Он медленно произнес старательно выученные трудные имена. Арчи убеждал, что рыжая девица довольно бойко, хоть и совсем неграмотно, говорила по-английски. Еще бы - её ресторанный репертуар почти сплошь звучал на чужом языке.
– Я. Анжелика Градова - я.
– Она приложила ладонь к груди. Блеклая, совершенно не похожая на шоу-вумен женщина. Гладко забранные в пучок волосы какого-то пегого цвета. Лицо фабричной работницы из глухого предместья сероватое, неухоженное.
– Здравствуйте. Я - сын Арчи Гудвина. Он был здесь в 1972 году. Я путешествую и решил сделать визит.
– Сид вытащил из нагрудного кармана приобретенное накануне деревянное яйцо.
– Это вам.
– Он постеснялся достать из пакета шелковый шарф, купленный Арчи в фирменном магазине Версаче, роскошный, яркий, дорогой, но совершенно не подходящий этой женщине.
– Заходите, пожалуйста.
– Пропустив гостя на кухню, Анжелика вышла. Один момент.
– Что-то объяснила в глубине квартиры другой женщине, громыхая дверцами шкафа, и вскоре появилась в зеленой вязаной кофте и строгой клетчатой юбке. На губах чуть розовел мазок помады.
– Извините... Здесь нет порядка.
– Она быстро покрыла пластиковый стол крахмальной скатертью и поставила круглый пирог на тарелке с кружевной салфеткой. Вокруг лежали пестрые яички.
– Мама болеет. Она лежит в своей комнате. Мы будем пить чай, о'кей?
– Она вопросительно взглянула на Сида и тот заметил, что глаза у женщины, и впрямь, зеленые и вытянутые к вискам, как у кошки.
– Вы понимаете, как я говорю? Я могу читать, но редко говорю по-английски... У нас в санатории. Я имею там работу с книгами, недавно были американцы...
– Хозяйка скипятила чайник.
– Понимаю, понимаю, не беспокойтесь... Спасибо за пирог, очень вкусно.
– Это ку-лич. Сегодня Пасха.
– Знаю, я был в церкви. Очень красивый праздник. Поэтому пришел так рано. Рано для визита.
– Господи! А я вас не видела. Наш хор стоит высоко, но я всегда гляжу на людей. Такие хорошие лица.
– Она протянула зажатое в кулаке яйцо и показала глазами, - бейте!.
Сид выбрал красное и ударил. В яйце
– Вы победили. Вам повезет. Обязательно повезет. У вас есть жена?
– Нет... Я пока учусь...
– Хорошо... Очень хорошо...
– Женщина не знала, о чем беседовать с гостем.

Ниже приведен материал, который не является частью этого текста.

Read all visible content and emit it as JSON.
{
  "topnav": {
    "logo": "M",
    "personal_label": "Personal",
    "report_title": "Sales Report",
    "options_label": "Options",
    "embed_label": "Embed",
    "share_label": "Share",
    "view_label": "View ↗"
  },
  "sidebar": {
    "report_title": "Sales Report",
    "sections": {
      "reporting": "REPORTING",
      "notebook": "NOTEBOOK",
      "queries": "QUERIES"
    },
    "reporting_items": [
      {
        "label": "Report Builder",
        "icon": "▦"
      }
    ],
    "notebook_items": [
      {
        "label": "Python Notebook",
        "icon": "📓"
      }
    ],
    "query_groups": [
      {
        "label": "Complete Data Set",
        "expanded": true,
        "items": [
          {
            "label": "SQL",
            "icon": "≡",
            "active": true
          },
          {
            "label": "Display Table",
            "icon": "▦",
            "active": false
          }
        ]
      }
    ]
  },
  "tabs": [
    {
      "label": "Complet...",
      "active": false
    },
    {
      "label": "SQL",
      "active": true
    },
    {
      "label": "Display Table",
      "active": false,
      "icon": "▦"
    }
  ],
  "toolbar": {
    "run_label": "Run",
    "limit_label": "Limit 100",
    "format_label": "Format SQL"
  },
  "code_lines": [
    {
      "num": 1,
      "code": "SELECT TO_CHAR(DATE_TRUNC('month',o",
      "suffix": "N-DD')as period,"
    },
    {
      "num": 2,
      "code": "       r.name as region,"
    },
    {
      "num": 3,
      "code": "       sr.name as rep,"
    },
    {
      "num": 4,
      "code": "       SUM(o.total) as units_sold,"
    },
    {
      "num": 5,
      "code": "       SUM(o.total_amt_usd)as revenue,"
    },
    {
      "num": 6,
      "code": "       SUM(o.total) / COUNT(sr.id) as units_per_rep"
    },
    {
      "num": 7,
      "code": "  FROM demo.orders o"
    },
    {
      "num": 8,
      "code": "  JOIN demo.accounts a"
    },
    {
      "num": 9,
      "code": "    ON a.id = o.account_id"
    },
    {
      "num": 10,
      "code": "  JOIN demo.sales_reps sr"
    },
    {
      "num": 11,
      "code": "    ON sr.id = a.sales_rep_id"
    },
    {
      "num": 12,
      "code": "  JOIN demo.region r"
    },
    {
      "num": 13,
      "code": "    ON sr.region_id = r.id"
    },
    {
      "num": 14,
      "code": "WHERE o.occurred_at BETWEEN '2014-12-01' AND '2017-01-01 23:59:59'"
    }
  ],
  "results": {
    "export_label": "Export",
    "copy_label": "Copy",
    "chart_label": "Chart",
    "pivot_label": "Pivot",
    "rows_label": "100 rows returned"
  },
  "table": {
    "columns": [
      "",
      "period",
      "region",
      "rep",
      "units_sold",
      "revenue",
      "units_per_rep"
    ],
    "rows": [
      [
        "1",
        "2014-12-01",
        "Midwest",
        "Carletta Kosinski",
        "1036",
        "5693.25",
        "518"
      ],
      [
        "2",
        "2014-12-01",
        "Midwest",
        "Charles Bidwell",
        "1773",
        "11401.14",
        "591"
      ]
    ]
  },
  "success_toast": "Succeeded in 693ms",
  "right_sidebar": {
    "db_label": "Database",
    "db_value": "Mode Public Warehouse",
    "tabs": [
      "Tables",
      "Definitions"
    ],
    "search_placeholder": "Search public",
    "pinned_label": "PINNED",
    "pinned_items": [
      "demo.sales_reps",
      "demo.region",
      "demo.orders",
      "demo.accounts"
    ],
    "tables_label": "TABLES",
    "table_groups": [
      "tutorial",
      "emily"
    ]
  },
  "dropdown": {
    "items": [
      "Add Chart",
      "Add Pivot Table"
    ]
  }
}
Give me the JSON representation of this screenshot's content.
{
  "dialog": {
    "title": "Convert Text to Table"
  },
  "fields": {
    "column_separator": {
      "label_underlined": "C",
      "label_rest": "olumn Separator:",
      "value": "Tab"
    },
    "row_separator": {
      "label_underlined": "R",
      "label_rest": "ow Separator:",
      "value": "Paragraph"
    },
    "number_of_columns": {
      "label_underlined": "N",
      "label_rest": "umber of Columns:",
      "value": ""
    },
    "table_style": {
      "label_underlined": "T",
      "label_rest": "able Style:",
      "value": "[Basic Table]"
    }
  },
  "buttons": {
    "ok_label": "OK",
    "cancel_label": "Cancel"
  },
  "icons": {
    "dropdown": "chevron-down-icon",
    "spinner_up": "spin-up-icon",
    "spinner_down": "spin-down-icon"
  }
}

– Так вы пели в церкви? Я стоял на улице, в толпе. В церкви было много народа.
– Иностранцев пускают. Это гости. В России любят гостей.
– И любят петь. "Иисус Христос - супер-звезда" - ведь это вы пели Магдалину? Никак не думал, что услышу здесь...
– Это я для мамы. Очень красивая музыка... Когда-то давно... Арчи говорил, что я была певицей?
– Да! Именно это он запомнил лучше всего. Ведь я тоже пробовал заниматься музыкой. Хотел стать звездой. Ничего не вышло.
– У меня тоже!
– улыбнулась она, и Сид подумал, что Арчи не врал Анжелика была когда-то очень хорошенькой.
– О многом мечтала, но ничего не вышло, - она смущенно пожала плечами.
– А знаете, почему? Оказывается, я не о том мечтала.
– Вы могли бы стать певицей.
– Сид ел яйцо с куличом, потом попробовал творожную пасху, сдобренную орехами и изюмом.
– Вкусно.
– Это хорошо. Очень хорошо! Все священое, благословенное. Это неважно, что ты католик.
– Я не католик. Мои родители...
– Он запнулся.
– В общем, у нас в семье коммунисты. А следовательно - атеизм.
– Нехорошо это...
– качнула головой Анжела.
– Ничего, всему время придет... Ай, не умею я по-английски на такие сложные темы говорить... В общем, у меня все хорошо. твоего отца я помню и то лето помню...
– Я уж после родился... Но отец часто рассказывал.
– Сид вздохнул, решив перейти к главной теме.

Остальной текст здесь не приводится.